En ese sentido, consideramos que el recto a una digna muerte es resultado evidente del
derecho a la vida. Por ende, poseer el derecho a la vida no debe comprenderse como un
derecho a la simple existencia, así como el derecho legítimo a vivir con una mínimamente
digna calidad de vida. Ahora, todos sabemos que el transcurso del camino a la muerte forma
parte de la vida y que las personas tienen el derecho a decidir que los eventos que ocurren
en su vida sean tan buenos y placenteros como sea posible. Las personas, por tanto, tienen
derecho a hacer tan bueno y placentero como sea posible el proceso de morir.
Consecuentemente, si el proceso de morir se ha hecho algo oneroso, no se le puede negar
al paciente el derecho a mitigarlo y, así, concluir con su existencia si así él lo desea.
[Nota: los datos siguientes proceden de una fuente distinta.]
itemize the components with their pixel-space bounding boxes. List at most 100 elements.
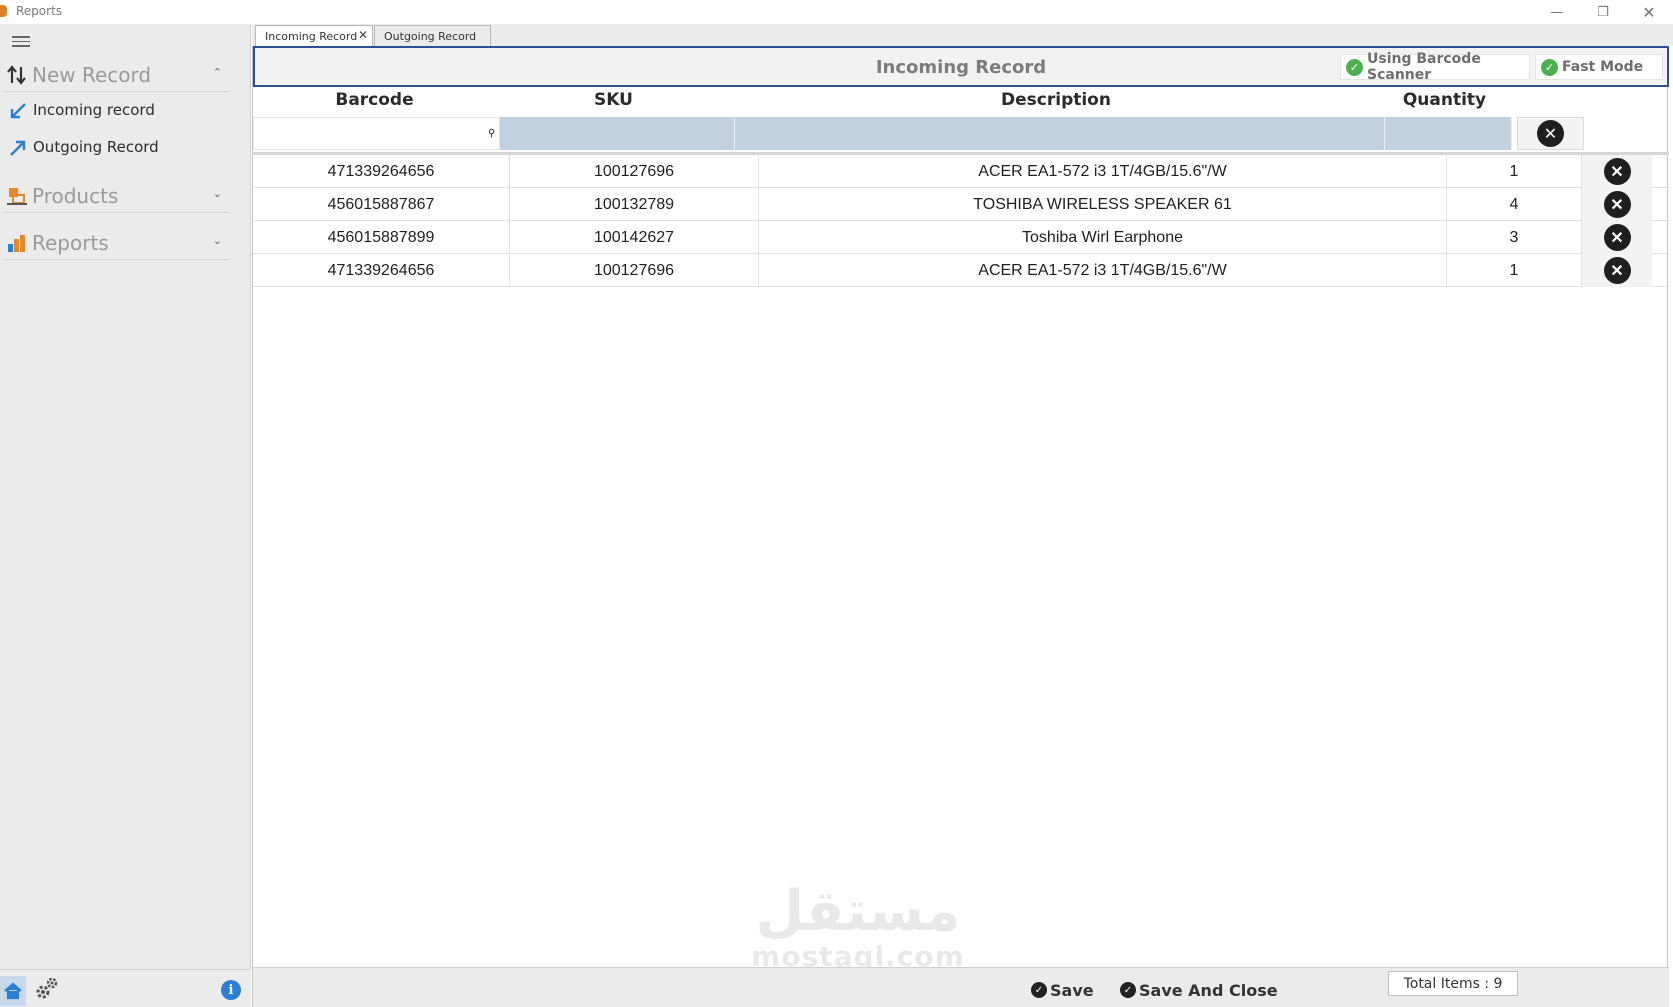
cell-description: ACER EA1-572 i3 1T/4GB/15.6"/W [759, 254, 1447, 287]
close-window-button[interactable]: ✕ [1626, 0, 1672, 24]
tab-label: Outgoing Record [384, 30, 477, 43]
delete-row-button[interactable]: ✕ [1582, 188, 1652, 221]
x-circle-icon: ✕ [1603, 257, 1631, 284]
sort-arrows-icon [7, 65, 26, 85]
barcode-scanner-toggle[interactable]: ✓ Using Barcode Scanner [1340, 51, 1530, 83]
x-circle-icon: ✕ [1603, 158, 1631, 185]
products-icon [7, 188, 27, 205]
sidebar: New Record ⌃ Incoming record Outgoing Re… [0, 24, 251, 1007]
save-button[interactable]: ✓ Save [1031, 978, 1094, 1002]
arrow-down-left-icon [10, 103, 26, 119]
cell-quantity: 1 [1447, 254, 1582, 287]
cell-barcode: 456015887899 [253, 221, 510, 254]
column-header-barcode[interactable]: Barcode [253, 90, 496, 110]
settings-button[interactable] [34, 976, 62, 1004]
toggle-label: Fast Mode [1562, 59, 1644, 75]
sidebar-group-reports[interactable]: Reports ⌄ [4, 228, 230, 260]
tab-label: Incoming Record [265, 30, 358, 43]
cell-sku: 100142627 [510, 221, 759, 254]
bar-chart-icon [8, 235, 25, 252]
tab-incoming-record[interactable]: Incoming Record ✕ [255, 25, 373, 46]
minimize-button[interactable]: — [1534, 0, 1580, 24]
cell-quantity: 1 [1447, 155, 1582, 188]
quantity-filter-cell[interactable] [1385, 117, 1512, 150]
sidebar-group-products[interactable]: Products ⌄ [4, 181, 230, 213]
window-title: Reports [16, 4, 63, 18]
hamburger-menu-icon[interactable] [12, 36, 30, 48]
save-label: Save [1050, 980, 1094, 1000]
table-header: Barcode SKU Description Quantity [253, 87, 1669, 117]
chevron-up-icon: ⌃ [212, 66, 222, 79]
x-circle-icon: ✕ [1537, 120, 1564, 147]
search-icon: ⚲ [488, 128, 496, 139]
app-window: Reports — ❐ ✕ New Record ⌃ Incoming reco… [0, 0, 1673, 1007]
watermark: مستقل mostaql.com [733, 879, 983, 974]
table-row[interactable]: 471339264656 100127696 ACER EA1-572 i3 1… [253, 155, 1669, 188]
tab-outgoing-record[interactable]: Outgoing Record [374, 25, 491, 46]
cell-sku: 100127696 [510, 155, 759, 188]
table-row[interactable]: 456015887867 100132789 TOSHIBA WIRELESS … [253, 188, 1669, 221]
column-header-description[interactable]: Description [731, 90, 1381, 110]
check-circle-icon: ✓ [1031, 982, 1047, 998]
cell-quantity: 4 [1447, 188, 1582, 221]
home-icon [4, 982, 22, 1000]
gears-icon [36, 977, 58, 999]
description-filter-cell[interactable] [735, 117, 1385, 150]
chevron-down-icon: ⌄ [212, 187, 222, 200]
restore-icon: ❐ [1597, 4, 1609, 20]
table-row[interactable]: 456015887899 100142627 Toshiba Wirl Earp… [253, 221, 1669, 254]
cell-barcode: 456015887867 [253, 188, 510, 221]
close-icon: ✕ [1642, 2, 1656, 22]
delete-row-button[interactable]: ✕ [1582, 155, 1652, 188]
column-header-sku[interactable]: SKU [496, 90, 731, 110]
info-icon: i [228, 982, 234, 998]
arrow-up-right-icon [10, 140, 26, 156]
column-header-quantity[interactable]: Quantity [1381, 90, 1508, 110]
tab-close-icon[interactable]: ✕ [358, 28, 368, 42]
cell-sku: 100132789 [510, 188, 759, 221]
home-button[interactable] [0, 976, 26, 1006]
sidebar-group-label: Products [32, 184, 119, 208]
toggle-label: Using Barcode Scanner [1367, 51, 1481, 83]
check-circle-icon: ✓ [1346, 59, 1363, 76]
cell-quantity: 3 [1447, 221, 1582, 254]
cell-barcode: 471339264656 [253, 155, 510, 188]
cell-description: TOSHIBA WIRELESS SPEAKER 61 [759, 188, 1447, 221]
sidebar-item-incoming-record[interactable]: Incoming record [6, 96, 226, 126]
sidebar-item-outgoing-record[interactable]: Outgoing Record [6, 133, 226, 163]
x-circle-icon: ✕ [1603, 224, 1631, 251]
clear-filter-button[interactable]: ✕ [1517, 117, 1584, 150]
sidebar-footer: i [0, 969, 251, 1007]
x-circle-icon: ✕ [1603, 191, 1631, 218]
minimize-icon: — [1550, 4, 1564, 20]
restore-button[interactable]: ❐ [1580, 0, 1626, 24]
save-close-label: Save And Close [1139, 980, 1278, 1000]
barcode-filter-input[interactable]: ⚲ [253, 117, 500, 150]
delete-row-button[interactable]: ✕ [1582, 254, 1652, 287]
panel-header: Incoming Record ✓ Using Barcode Scanner … [253, 46, 1669, 87]
app-logo-icon [0, 5, 7, 17]
cell-barcode: 471339264656 [253, 254, 510, 287]
sidebar-item-label: Incoming record [33, 101, 155, 119]
sidebar-group-label: New Record [32, 63, 152, 87]
fast-mode-toggle[interactable]: ✓ Fast Mode [1535, 54, 1663, 80]
record-panel: Incoming Record ✓ Using Barcode Scanner … [252, 46, 1669, 1007]
watermark-arabic: مستقل [755, 879, 961, 944]
save-and-close-button[interactable]: ✓ Save And Close [1120, 978, 1278, 1002]
filter-row: ⚲ [253, 117, 1669, 152]
sidebar-group-label: Reports [32, 231, 109, 255]
check-circle-icon: ✓ [1120, 982, 1136, 998]
sku-filter-cell[interactable] [500, 117, 735, 150]
cell-description: Toshiba Wirl Earphone [759, 221, 1447, 254]
table-row[interactable]: 471339264656 100127696 ACER EA1-572 i3 1… [253, 254, 1669, 287]
cell-description: ACER EA1-572 i3 1T/4GB/15.6"/W [759, 155, 1447, 188]
chevron-down-icon: ⌄ [212, 234, 222, 247]
total-items-counter: Total Items : 9 [1388, 971, 1518, 996]
info-button[interactable]: i [221, 980, 241, 1000]
sidebar-item-label: Outgoing Record [33, 138, 159, 156]
check-circle-icon: ✓ [1541, 59, 1558, 76]
delete-row-button[interactable]: ✕ [1582, 221, 1652, 254]
sidebar-group-new-record[interactable]: New Record ⌃ [4, 60, 230, 92]
panel-footer: ✓ Save ✓ Save And Close Total Items : 9 [253, 967, 1669, 1007]
tab-strip: Incoming Record ✕ Outgoing Record [252, 24, 1673, 46]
Por otro lado, si alguien ve sus condiciones de vida mermadas permanentemente y decide
no seguir existiendo, a pesar de que la muerte no sea algo inexorable e inminente, no hay
argumento alguno para impedirle que realice su volición. No se le podría forzar a seguir con
una vida que él mismo no considera digna. El que haya derecho a la eutanasia no implica
que el personal de salud tenga la obligación de acabar con la vida de quienes así lo solicitan.
Nadie puede ser forzado a asistir a quien desea la eutanasia, no obstante, no habría nada
de moralmente objetable en el personal voluntario que participa de ella.
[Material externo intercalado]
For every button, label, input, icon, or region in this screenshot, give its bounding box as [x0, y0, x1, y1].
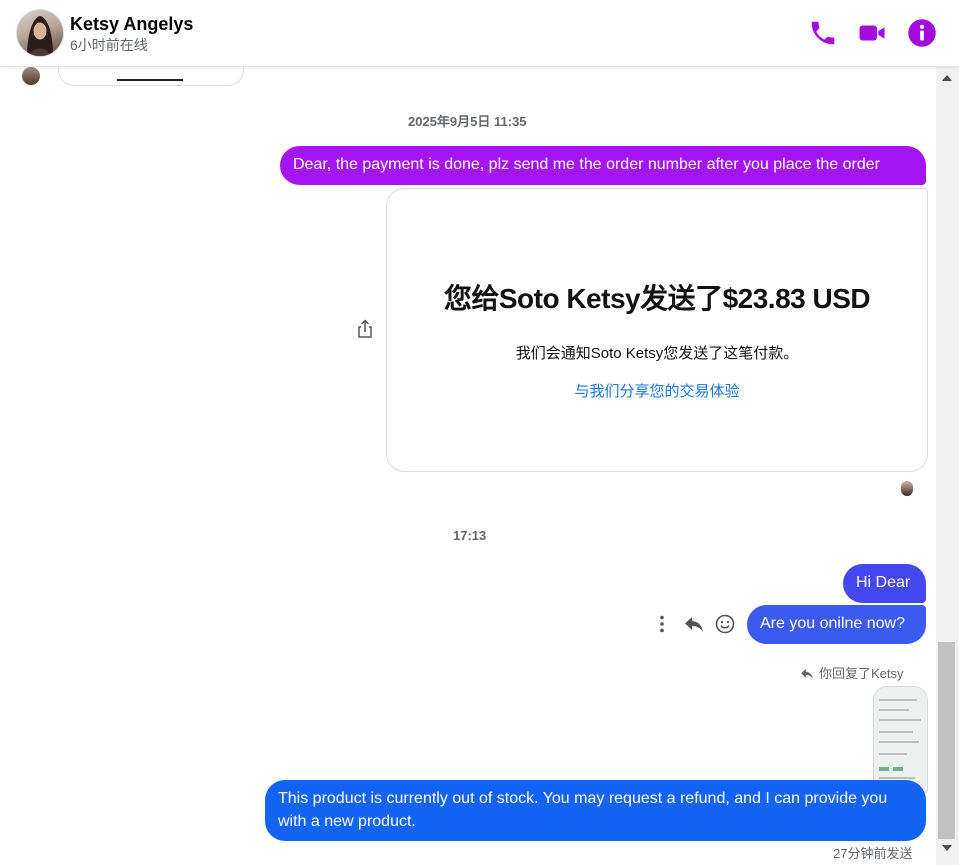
smiley-icon [715, 614, 735, 634]
thumb-line [879, 741, 919, 743]
more-options-button[interactable] [650, 612, 674, 636]
reply-icon [685, 617, 703, 632]
payment-title: 您给Soto Ketsy发送了$23.83 USD [443, 283, 871, 314]
payment-subtitle: 我们会通知Soto Ketsy您发送了这笔付款。 [515, 345, 799, 362]
scroll-up-arrow-icon[interactable] [942, 75, 952, 81]
sent-message-bubble-hi[interactable]: Hi Dear [843, 564, 926, 603]
thumb-mark [893, 767, 903, 771]
reply-indicator-text: 你回复了Ketsy [819, 666, 904, 681]
contact-small-avatar [22, 67, 40, 85]
replied-image-thumbnail[interactable] [873, 686, 928, 794]
contact-name: Ketsy Angelys [70, 14, 194, 34]
chat-scrollbar[interactable] [936, 67, 959, 865]
scroll-down-arrow-icon[interactable] [942, 845, 952, 851]
sent-message-bubble-online[interactable]: Are you onilne now? [747, 605, 926, 644]
scrollbar-thumb[interactable] [938, 642, 955, 839]
thumb-line [879, 709, 909, 711]
share-icon [358, 319, 372, 338]
info-icon [908, 19, 936, 47]
share-button[interactable] [356, 319, 374, 339]
payment-card[interactable]: 您给Soto Ketsy发送了$23.83 USD 我们会通知Soto Kets… [386, 188, 928, 472]
share-experience-link[interactable]: 与我们分享您的交易体验 [387, 380, 927, 401]
reply-arrow-icon [801, 668, 813, 679]
thumb-line [879, 731, 913, 733]
read-receipt-avatar [901, 481, 913, 496]
chat-header: Ketsy Angelys 6小时前在线 [0, 0, 959, 67]
more-vertical-icon [660, 615, 664, 633]
thumb-line [879, 777, 915, 779]
reply-button[interactable] [682, 612, 706, 636]
sent-message-bubble-stock[interactable]: This product is currently out of stock. … [265, 780, 926, 841]
contact-avatar[interactable] [16, 9, 64, 57]
video-camera-icon [859, 25, 885, 41]
thumb-mark [879, 767, 889, 771]
thumb-line [879, 753, 907, 755]
video-call-button[interactable] [857, 18, 887, 48]
previous-message-card[interactable] [58, 67, 244, 86]
sent-message-bubble[interactable]: Dear, the payment is done, plz send me t… [280, 146, 926, 185]
phone-icon [811, 21, 835, 45]
message-timestamp: 2025年9月5日 11:35 [408, 114, 527, 129]
conversation-info-button[interactable] [907, 18, 937, 48]
thumb-line [879, 699, 917, 701]
avatar-photo-icon [27, 16, 53, 56]
message-list[interactable]: 2025年9月5日 11:35 Dear, the payment is don… [0, 67, 936, 865]
contact-status: 6小时前在线 [70, 37, 148, 53]
phone-call-button[interactable] [808, 18, 838, 48]
reply-indicator: 你回复了Ketsy [800, 663, 904, 682]
thumb-line [879, 719, 921, 721]
react-button[interactable] [713, 612, 737, 636]
message-timestamp-2: 17:13 [453, 528, 487, 543]
card-divider [117, 79, 183, 81]
sent-status: 27分钟前发送 [833, 846, 913, 861]
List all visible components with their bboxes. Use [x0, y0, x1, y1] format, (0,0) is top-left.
Permitir que alguien fallezca de algún padecimiento del cual no es consciente y que no
puede ser curado, es consentir que la enfermedad sea quien ocasione la muerte. El
propósito de consentir la muerte es por compasión y no por desear la muerte, mientras que
la intención de la eutanasia activa es proponer la muerte como medio para ejecutar la
compasión. Continuar el tratamiento de un enfermo cuando no hay esperanzas de curación
es una forma innecesaria de hacer sufrir al paciente.
El escoger el tratamiento o el dejarse morir no puede decidirse con absoluta certidumbre,
simplemente porque no existe una relación estricta y específica entre la causa y la
enfermedad. Nuestro conocimiento de una realidad empírica es siempre aproximado,
probable. No podemos exigir al médico un grado absoluto de seguridad en sus decisiones,
por lo tanto, el enfermo está en su derecho de continuar con un tratamiento que es
considerado ineficaz, ya que no existe una certeza absoluta. Para que una acción de omisión
sea eutanásica, el tratamiento omitido o discontinuado debe haber sido considerado útil
por la profesión médica.
El derecho a la vida, ese que es puesto como el primer y fundamental derecho y que todos
poseemos, no es un derecho intocable, tampoco es un derecho absoluto y menos un deber.
Puesto que me sumo a las tesis expuestas por quienes sostienen que el primer y más
importante de nuestros derechos, del que somos titulares todos los seres humanos, es el
de autonomía, el de la libertad y que ese es a su vez el definitivo fundamento de lo que, de
forma aproximadamente retórica, denominamos dignidad.